When I graduated from law school, all I knew about the legal profession I was about to enter was that I was going to make more money than all of my immediate family members combined (yes, I come from a small family but, at the time, it still seemed pretty impressive) and I was going to become part of an impressive team of lawyers employed at the fifth-largest law firm in Chicago. Part of my initial learning curve included more than just navigating firm politics, meeting never-ending deadlines, and mastering the myriad of stylistic preferences each of my supervising attorneys insisted I adopt; I also had to learn how to turn the other cheek every time an “inclusion killer” bomb exploded in my face.
What is an inclusion killer? The answer requires an abbreviated tutorial. If you’ve reviewed the diversity section of virtually all law firm websites, one of the first two paragraphs will make reference to the value the firm places on diversity and inclusion and then the discussion ends there. The terms diversity and inclusion are very much separate and distinct, yet many well-meaning law firms fail to fully appreciate the difference. Rather than just reiterating the firm’s definition of diversity, readers should also be provided with a richer understanding of what the inclusion component means. One of the premiere diversity and inclusion consultants, Verna Meyers, captured the concept of diversity and inclusion best with this phrase:
“DIVERSITY is being invited to the party. INCLUSION is being asked to dance.”
Legal employers seem to be doing a much better job than once was the case when it comes to recruiting and hiring diverse attorneys. The struggle that now needs to be addressed is how to retain, and ultimately advance, talent brought into the firm. This is where inclusion killers come into play.
My entire professional career has been based on employment in the legal community, from practicing law to working with Chicago’s largest law firms in an effort to help them advance their internal diverse attorney initiatives. In my various roles, I have personally experienced and/or witnessed four genres of inclusion killers: (1) language, (2) implicit bias, (3) micro inequities, and (4) something I call “birds of a feather flock together.” This article is limited to addressing language in the workplace and how certain words and phrases can create a less-than-welcoming environment. The remaining categories will be addressed in future installments.

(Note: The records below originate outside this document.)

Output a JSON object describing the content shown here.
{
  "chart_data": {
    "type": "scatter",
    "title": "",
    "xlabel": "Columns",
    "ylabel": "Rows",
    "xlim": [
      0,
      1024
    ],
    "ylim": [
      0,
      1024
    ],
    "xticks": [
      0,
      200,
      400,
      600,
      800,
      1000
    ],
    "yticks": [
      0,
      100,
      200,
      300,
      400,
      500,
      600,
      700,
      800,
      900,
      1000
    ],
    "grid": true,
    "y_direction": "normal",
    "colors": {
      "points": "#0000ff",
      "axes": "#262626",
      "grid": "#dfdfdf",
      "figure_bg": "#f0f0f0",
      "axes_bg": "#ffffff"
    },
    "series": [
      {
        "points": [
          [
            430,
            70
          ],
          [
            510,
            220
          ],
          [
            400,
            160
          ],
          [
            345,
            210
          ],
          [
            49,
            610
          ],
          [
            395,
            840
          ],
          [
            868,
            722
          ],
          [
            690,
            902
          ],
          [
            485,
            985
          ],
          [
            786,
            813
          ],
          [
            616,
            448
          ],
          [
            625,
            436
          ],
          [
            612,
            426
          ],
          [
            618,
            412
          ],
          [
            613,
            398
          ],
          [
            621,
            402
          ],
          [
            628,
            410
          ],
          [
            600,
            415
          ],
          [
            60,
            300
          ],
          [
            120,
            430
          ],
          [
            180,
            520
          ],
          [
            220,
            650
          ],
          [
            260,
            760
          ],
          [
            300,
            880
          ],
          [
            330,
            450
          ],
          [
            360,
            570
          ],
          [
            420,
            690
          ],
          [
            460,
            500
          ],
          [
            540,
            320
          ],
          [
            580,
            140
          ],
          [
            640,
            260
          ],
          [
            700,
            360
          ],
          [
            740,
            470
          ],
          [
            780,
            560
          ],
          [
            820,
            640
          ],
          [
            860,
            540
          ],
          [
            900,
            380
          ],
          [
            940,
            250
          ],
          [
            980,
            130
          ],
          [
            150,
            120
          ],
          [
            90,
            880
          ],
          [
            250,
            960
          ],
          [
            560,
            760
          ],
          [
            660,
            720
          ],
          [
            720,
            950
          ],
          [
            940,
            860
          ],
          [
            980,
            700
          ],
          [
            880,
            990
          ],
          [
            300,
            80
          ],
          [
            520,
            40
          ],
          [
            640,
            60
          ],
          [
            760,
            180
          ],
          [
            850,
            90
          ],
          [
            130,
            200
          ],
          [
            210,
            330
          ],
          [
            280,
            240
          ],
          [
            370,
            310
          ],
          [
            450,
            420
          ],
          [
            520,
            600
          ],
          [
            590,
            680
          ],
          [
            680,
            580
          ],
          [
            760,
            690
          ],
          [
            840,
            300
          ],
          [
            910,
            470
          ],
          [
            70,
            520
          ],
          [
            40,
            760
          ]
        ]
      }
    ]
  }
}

It is imperative that we set the proper tone, not only in what we do and say, but also in how we say it. In a meeting I attended several years ago, attorney performance bonuses were being discussed. After a long day of crunching numbers, the attorney leading the discussion asked meeting participants to take one last look at the numbers to make sure we hadn’t been “niggardly.” I remember, like it was yesterday, the demoralizing impact the attorney’s poor word choice had on me. When the word dropped, any belief I was regarded as a valued team member vanished. I am Black and, like many others, despise the N-word, its derivatives, and words that sound alarmingly similar.
Yes, the definition of niggardly has nothing to do with race, but use of the word is analogous to announcing to a room full of people that you spent the weekend looking for “faggots” rather than just saying “bundles of sticks.” It is important to remember that even though the person you are speaking to may not be a member of the group directly offended by a word or phrase, they may also be offended.
Why is a place of employment that places a premium on inclusiveness important? Happy and valued employees are productive employees; productive employees add value to the company’s bottom line. The cost of employee attrition is staggering. By some estimates, law firms lose approximately $400,000 for each mid-level associate who decides to seek employment elsewhere.
If you encounter words, phrases, and commentary that are offensive, you are encouraged to use the situation as an opportunity to provide a teachable moment. In most cases, the remarks are not meant to be offensive, so it is perfectly acceptable to help the speaker out by sharing how and why you were offended. A truly inclusive work environment will not penalize employees for sharing their viewpoint. Instead of thinking of tempering speech as a form of political correctness, think of it in the context of the practice of law, where careful word choices can make the difference between a successful or negative outcome.